Vaginal Anomalies
Overview of Congenital Anomalies in OB-GYN Ultrasound
Presenter: Sean Lysak
Focus: Congenital anomalies, ultrasound findings in genital defects.
Reference Material: Textbooks related to the subject.
Terminology
**Prefixes:
hydro**: refers to water
hemato**: refers to blood
muco**: refers to mucus
pyo**: refers to pus
Suffixes:
colpos: refers to the vagina
metra: refers to the uterus
salpingx: refers to the fallopian tubes
Example Terminology:
Hematometrocolpos: Accumulation of blood in uterus and vagina
Breakdown of the word:
hemato = blood
metra = uterus
colpos = vagina
Anatomy of the Female Reproductive Tract
Formation of the Vagina:
Upper one-third to two-thirds formed from Müllerian ducts.
Lower portion formed from urogenital sinus.
Müllerian Duct Contribution:
Structures from the two Müllerian ducts fuse, forming the uterus, and separate to form the fallopian tubes.
Area formed from Müllerian ducts is represented in blue on anatomical diagrams.
Gartner Duct Cysts:
Arising from the Wolffian duct, can be found near or in the vaginal wall, lateral to the cervix and uterus.
Remnants of the Wolffian duct may lead to cyst formation in the vagina.
Hydatid Cysts of Morgagni:
Formed from remnants of the Müllerian duct, located near the fallopian tubes and ovaries.
Vaginal Septum
Definition:
Rare anomaly, can be longitudinal or transverse.
Müllerian Origin:
Causes a double vagina in cases like uterus didelphys.
Septum usually limited to cranial vagina, typically does not reach external genitalia.
Variations of Septa Types:
Longitudinal Septum:
Open (both sides open to a common vaginal cavity)
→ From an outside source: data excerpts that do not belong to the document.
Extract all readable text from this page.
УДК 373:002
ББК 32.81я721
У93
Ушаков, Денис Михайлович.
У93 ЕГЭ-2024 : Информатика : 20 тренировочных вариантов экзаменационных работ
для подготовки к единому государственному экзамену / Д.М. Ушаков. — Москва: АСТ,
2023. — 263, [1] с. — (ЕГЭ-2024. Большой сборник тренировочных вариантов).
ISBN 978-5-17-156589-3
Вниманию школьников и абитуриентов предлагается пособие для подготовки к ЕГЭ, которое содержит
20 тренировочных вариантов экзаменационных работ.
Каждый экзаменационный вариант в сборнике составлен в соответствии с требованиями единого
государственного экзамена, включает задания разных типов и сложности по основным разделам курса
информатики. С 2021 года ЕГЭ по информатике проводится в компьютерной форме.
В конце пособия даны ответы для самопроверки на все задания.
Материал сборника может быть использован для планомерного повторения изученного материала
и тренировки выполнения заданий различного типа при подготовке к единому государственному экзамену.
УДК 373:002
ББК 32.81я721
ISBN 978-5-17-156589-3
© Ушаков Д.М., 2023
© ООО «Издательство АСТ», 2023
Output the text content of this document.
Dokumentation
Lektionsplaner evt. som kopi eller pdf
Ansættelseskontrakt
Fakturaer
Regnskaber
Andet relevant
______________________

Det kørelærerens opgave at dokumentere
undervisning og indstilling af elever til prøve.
Closed (blocks one side of the vagina)
Transverse Septum:
Separates the vagina into cranial and caudal sinuses; can cause hematocolpos and primary amenorrhea if it obstructs menstrual flow.
Clinical Implications:
Septa's association with conditions like uterus didelphys, bicornuate uterus, and septate uterus.
Example Cases:
Patient with a bicornuate and bicollis uterus and findings of hematocolpos due to obstruction in the vagina.
Imaging shows fluid collection in one side of the vagina indicating possible septum.
Imperforate Hymen
Definition:
A congenital urogenital sinus defect, resulting in the hymen being closed without an orifice.
Development of the Hymen:
Normally allows menstrual blood to pass; in an imperforate hymen, a membrane obstructs this pathway leading to primary amenorrhea.
Clinical Presentation:
Adolescent experiencing cyclic pelvic pain without actual menstruation, often leading to abdominal distension due to blood build-up (hematocolpos).
Ultrasound Characteristics:
Fluid collection in the vagina without an observable opening for a hymen.
Not able to perform transvaginal examinations as the hymen blocks entrance.
Treatment:
Incision into the hymen (cruciate incision) to allow for draining of accumulated blood.
Vaginal Agenesis and Related Conditions
Mayer-Rokitansky-Küster-Hauser Syndrome (MRKH):
Characterized by vaginal agenesis and possible absence or hypoplasia of the uterus.
Clinical Characteristics:
Patients present with normal external genitalia and ovaries but lack a functional uterus and vaginal canal.
Embryonic Remnants and Cysts
**Hydatid Cysts of Morgagni:
Form from Müllerian duct remnants; often asymptomatic, found adjacent to the ovaries and fallopian tubes.**
Gartner Duct Cysts:
Arise from Wolffian duct remnants, located laterally to the cervix or within the vaginal wall, may require differential diagnosis from other cysts.
Sonographic Characteristics:
Cysts appear small, unilocular, typically found in vaginal walls but not mistaken for Nabothian cysts.
Conclusion
Congenital anomalies like vaginal septa, imperforate hymen, and agenesis have significant implications for patient management and understanding of the female reproductive anatomy. Understanding the ultrasound findings linked with these conditions is crucial for effective diagnosis and treatment.